The first peace offering. He hadn't expected it to come so soon.
tekhartha: (ᴛʜᴏᴜɢʜᴛꜱ ᴍᴇᴀɴᴅᴇʀ)

I RETURN

[personal profile] tekhartha 2016-11-20 09:23 pm (UTC)(link)
This was not the first time Zenyatta had watched a lost soul accept their first brush with the Iris, and, in the aftermath of the loss and chaos of the past year, he doubted that she would be the last. But even he had not anticipated that Amélie would feel it so abruptly, or with such acuity; one moment she's rigid, the next she's loose and almost dazed, were it not for the way her pupils shrink and focus to laser-like precision.

Then she raises her hand, and speaks, and though he knows the feeling is without physiological basis it is as though the delicate inner workings of his chest have been compressed. Following the line of her finger, beautifully slender but for the broken stub of her nail, he peers into the cliffside. He imagines Ana there, Reinhardt, the lean, clever figure of a man he will never meet. Between them all...

Fear shocks through him but it's like a knife in someone else's back, once removed but no less vivid for it.
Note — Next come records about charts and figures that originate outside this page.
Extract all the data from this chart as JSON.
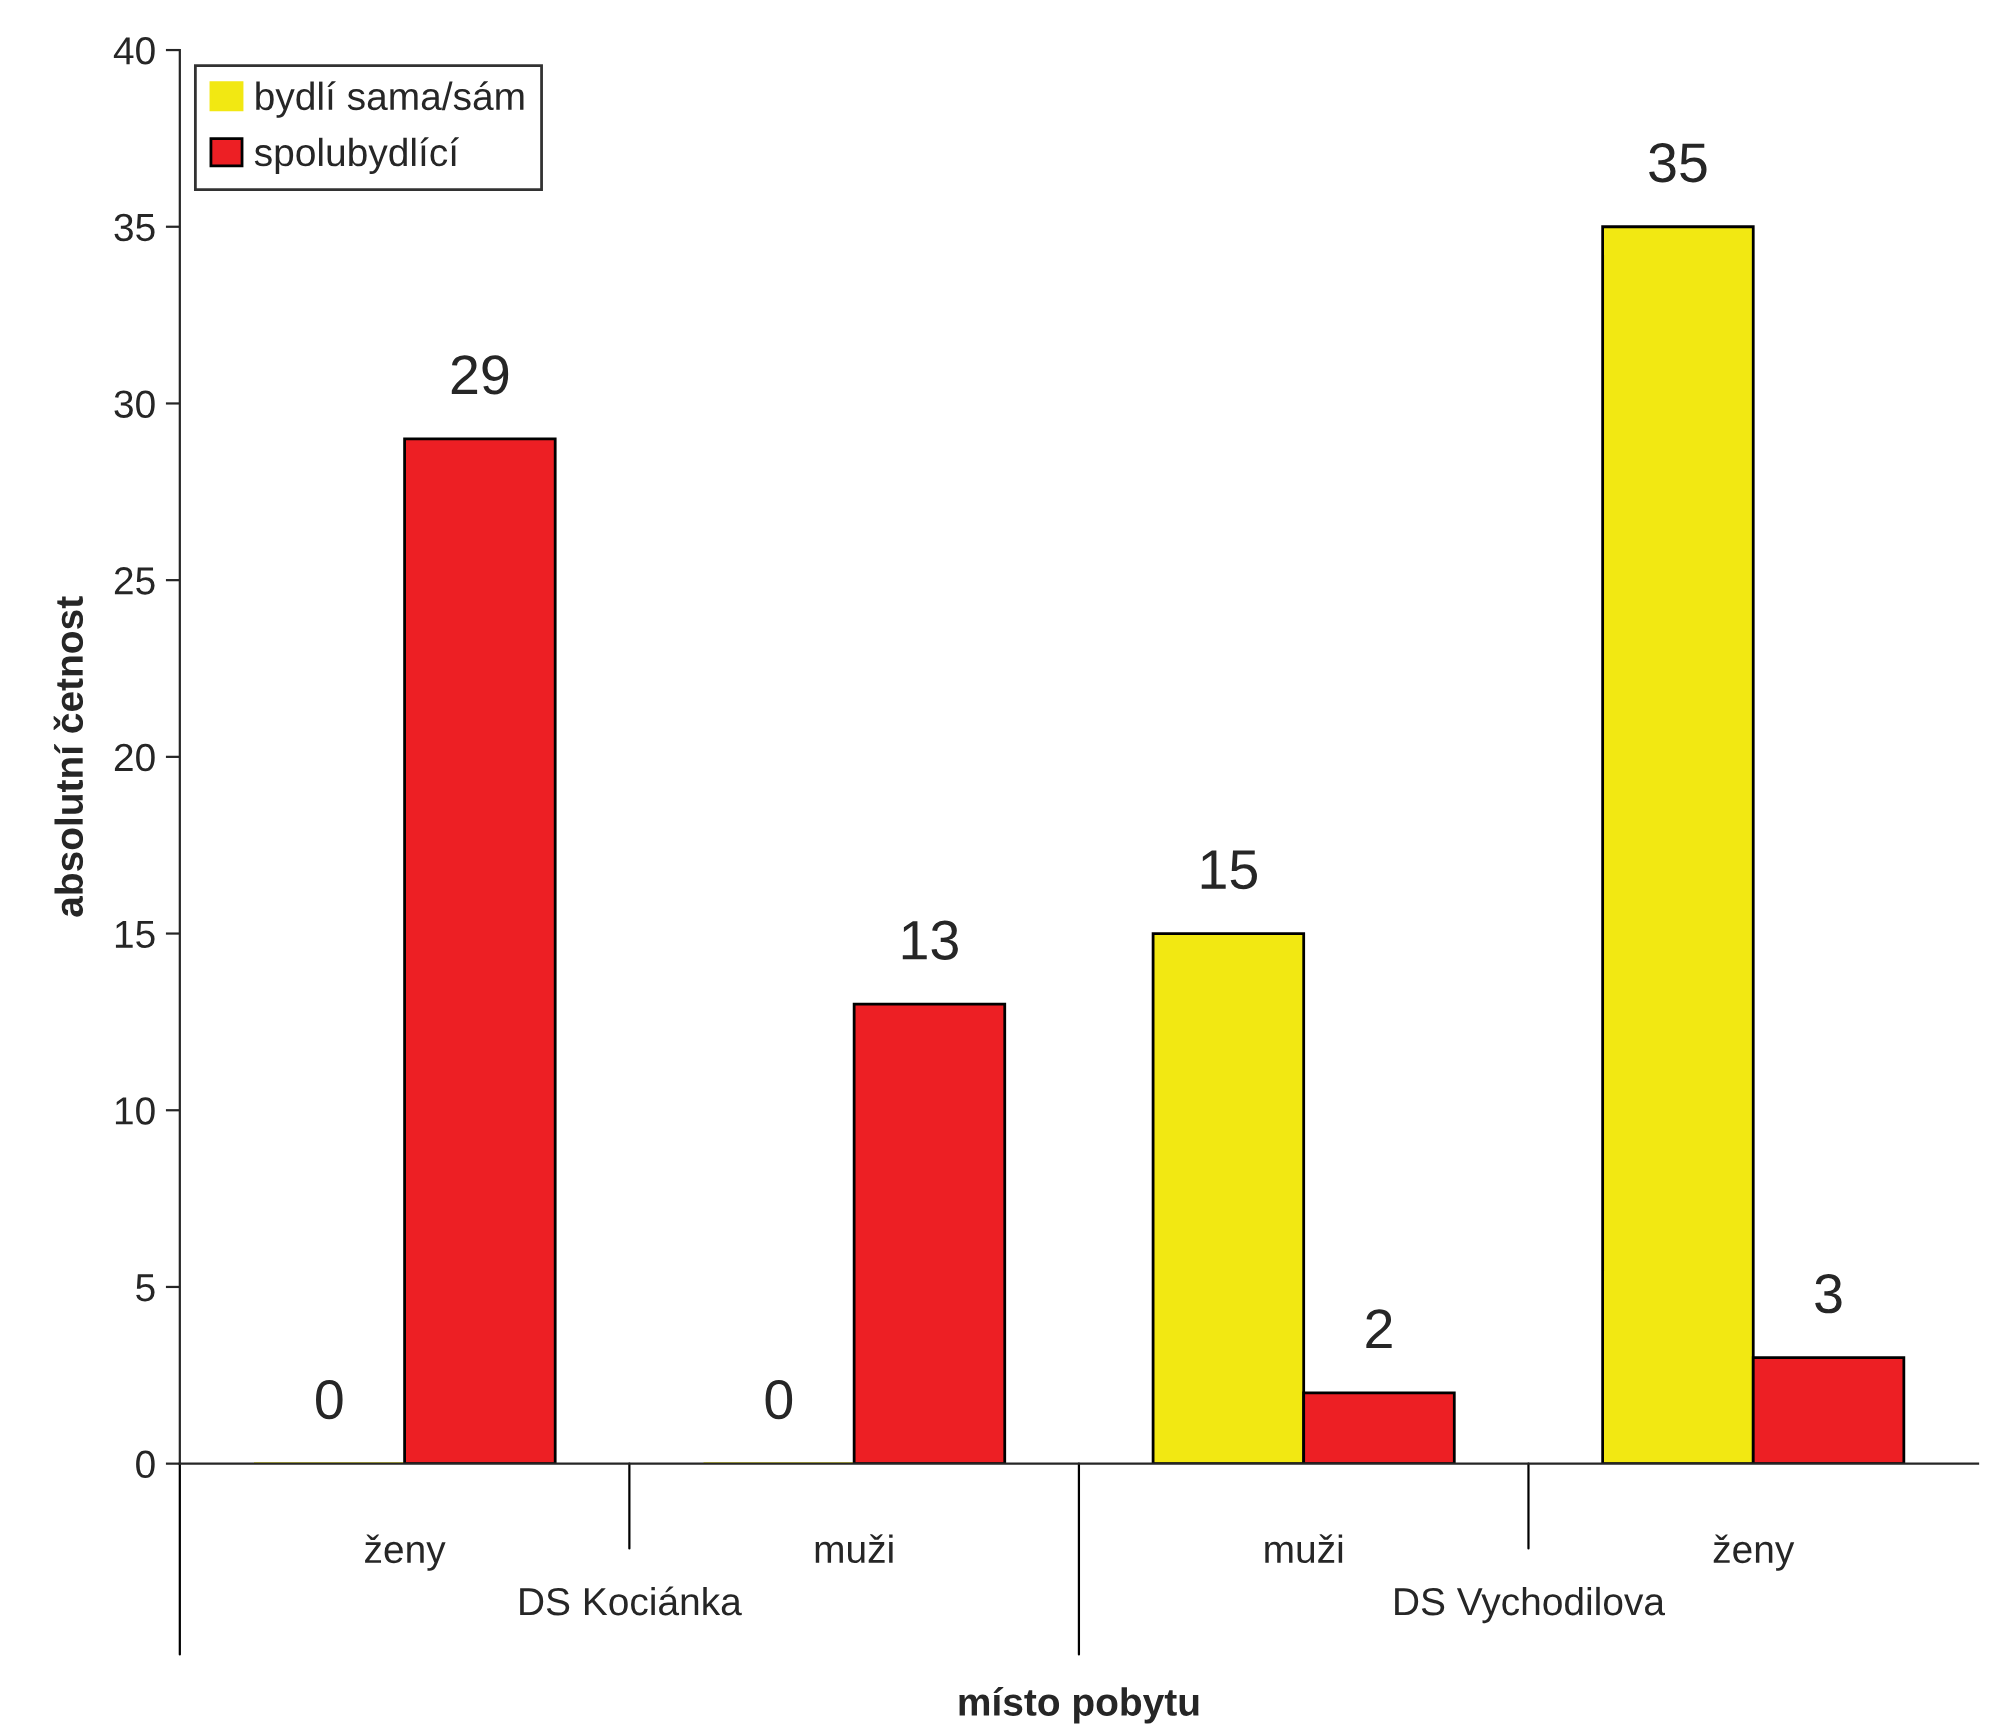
{
  "chart_data": {
    "type": "bar",
    "xlabel": "místo pobytu",
    "ylabel": "absolutní četnost",
    "categories": [
      "ženy",
      "muži",
      "muži",
      "ženy"
    ],
    "series": [
      {
        "name": "bydlí sama/sám",
        "color": "#f2e812",
        "values": [
          0,
          0,
          15,
          35
        ]
      },
      {
        "name": "spolubydlící",
        "color": "#ed1f24",
        "values": [
          29,
          13,
          2,
          3
        ]
      }
    ],
    "annotations": [
      "DS Kociánka",
      "DS Vychodilova"
    ],
    "ylim": [
      0,
      40
    ],
    "yticks": [
      0,
      5,
      10,
      15,
      20,
      25,
      30,
      35,
      40
    ],
    "data_labels": true,
    "legend": "top left",
    "grid": false
  }
}
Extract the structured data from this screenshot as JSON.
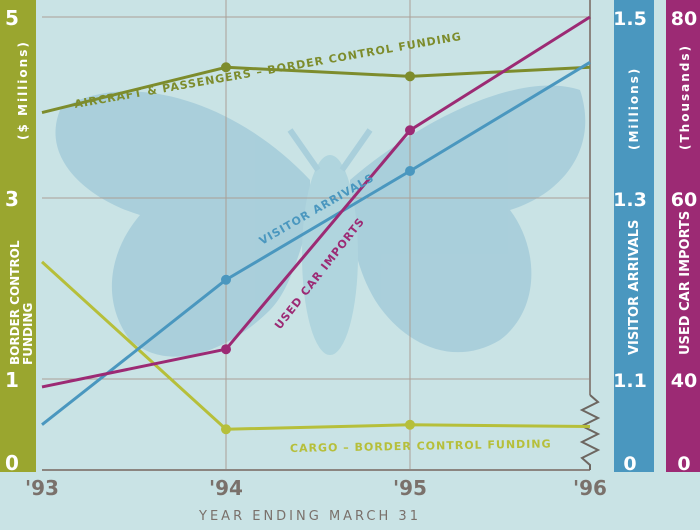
{
  "chart_data": {
    "type": "line",
    "title": "",
    "xlabel": "YEAR ENDING MARCH 31",
    "x_ticks": [
      "'93",
      "'94",
      "'95",
      "'96"
    ],
    "axes": {
      "left": {
        "title": "BORDER CONTROL FUNDING",
        "unit": "($ Millions)",
        "ticks": [
          "0",
          "1",
          "3",
          "5"
        ],
        "range": [
          0,
          5
        ],
        "color": "#9aa62f"
      },
      "visitor": {
        "title": "VISITOR ARRIVALS",
        "unit": "(Millions)",
        "ticks": [
          "0",
          "1.1",
          "1.3",
          "1.5"
        ],
        "range_note": "axis broken between 0 and 1.0",
        "range": [
          1.0,
          1.5
        ],
        "color": "#4a97bf"
      },
      "imports": {
        "title": "USED CAR IMPORTS",
        "unit": "(Thousands)",
        "ticks": [
          "0",
          "40",
          "60",
          "80"
        ],
        "range": [
          20,
          80
        ],
        "color": "#9c2a74"
      }
    },
    "series": [
      {
        "name": "AIRCRAFT & PASSENGERS – BORDER CONTROL FUNDING",
        "axis": "left",
        "color": "#7d8c2c",
        "values": [
          3.95,
          4.45,
          4.35,
          4.45
        ]
      },
      {
        "name": "CARGO – BORDER CONTROL FUNDING",
        "axis": "left",
        "color": "#b6bf3a",
        "values": [
          2.3,
          0.45,
          0.5,
          0.48
        ]
      },
      {
        "name": "VISITOR ARRIVALS",
        "axis": "visitor",
        "color": "#4a97bf",
        "values": [
          1.05,
          1.21,
          1.33,
          1.45
        ]
      },
      {
        "name": "USED CAR IMPORTS",
        "axis": "imports",
        "color": "#9c2a74",
        "values": [
          31,
          36,
          65,
          80
        ]
      }
    ],
    "grid": true,
    "legend": "inline labels along lines"
  }
}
He's still making sense of the tangle of emotions suddenly welling up within her when the words, the word, comes choking out of her, some half-drowned thing in the midst of her tears.

And all the resistance left inside of him crumbles and blows away before the broken woman curled up before him: a woman who's suffered for every sin her hands have been made to commit. All but on her knees, weeping her contrition. There's only so much an orb can do- only so much words can say.

"Amélie..." His voice is barely audible above the wind. But above it comes the soft, rhythmic chime of his orbs, even as he finds himself falling beside her as moonlight on the breaking tides. His hands find her shoulders, one arm stretched across her back- her thin, fragile back- and gently, gently, eases her into his shoulder.
tekhartha: (ɴᴏᴛʜɪɴɢ'ꜱ ɢᴏɴɴᴀ ᴄʜᴀɴɢᴇ ᴍʏ ᴡᴏʀʟᴅ)

[personal profile] tekhartha 2016-11-30 10:16 pm (UTC)(link)
Amélie tolerated his presence for far longer than he had expected of her- and then she shuddered, so violently he feared she might rattle herself apart. But she didn't. She heaved herself away from him with enough force to momentarily unbalance him, even as she landed on her toes as nimbly as a cat. Her eyes landed on him only briefly, saucer-wide and distant, before her head dropped onto her knees as if under the weight of its thoughts.

It seemed in those moments that this would be as far as they would go today- that she would clamp down into silence again, wan and weary. Yet her lips parted, and, falteringly, came that name again, and another story to match it. This one lacked the definition of the last, appearing, in Zenyatta's imaginings, as something curious and romantic, a modern fairytale. Of course they met in Paris.

Perhaps he imagined too deeply. Only as his disdain for the Shambali cropped up again did he hear what Amélie had left unspoken all this time. That it wasn't human distaste or apathy- was it?

"Gérard... he was an omnic?" It came out as far more of a question than it ever needed to be. Instinct already insisted that he was right. Yet he still found himself peering at the woman, still in his surprise, as though he had been paused mid-sentence.

Why had no one told him? Probably it hadn't occurred to them; Widowmaker's past crimes wouldn't have interested him, before now. Yet from where he stood now it seemed to make all the difference. The death of a human, the death of an omnic... one was no better or worse than the other, no, but... his thoughts rioted.

His hands must have felt like death to her. They curled up reflexively, as if to snatch back the ghost they could so easily have ushered in.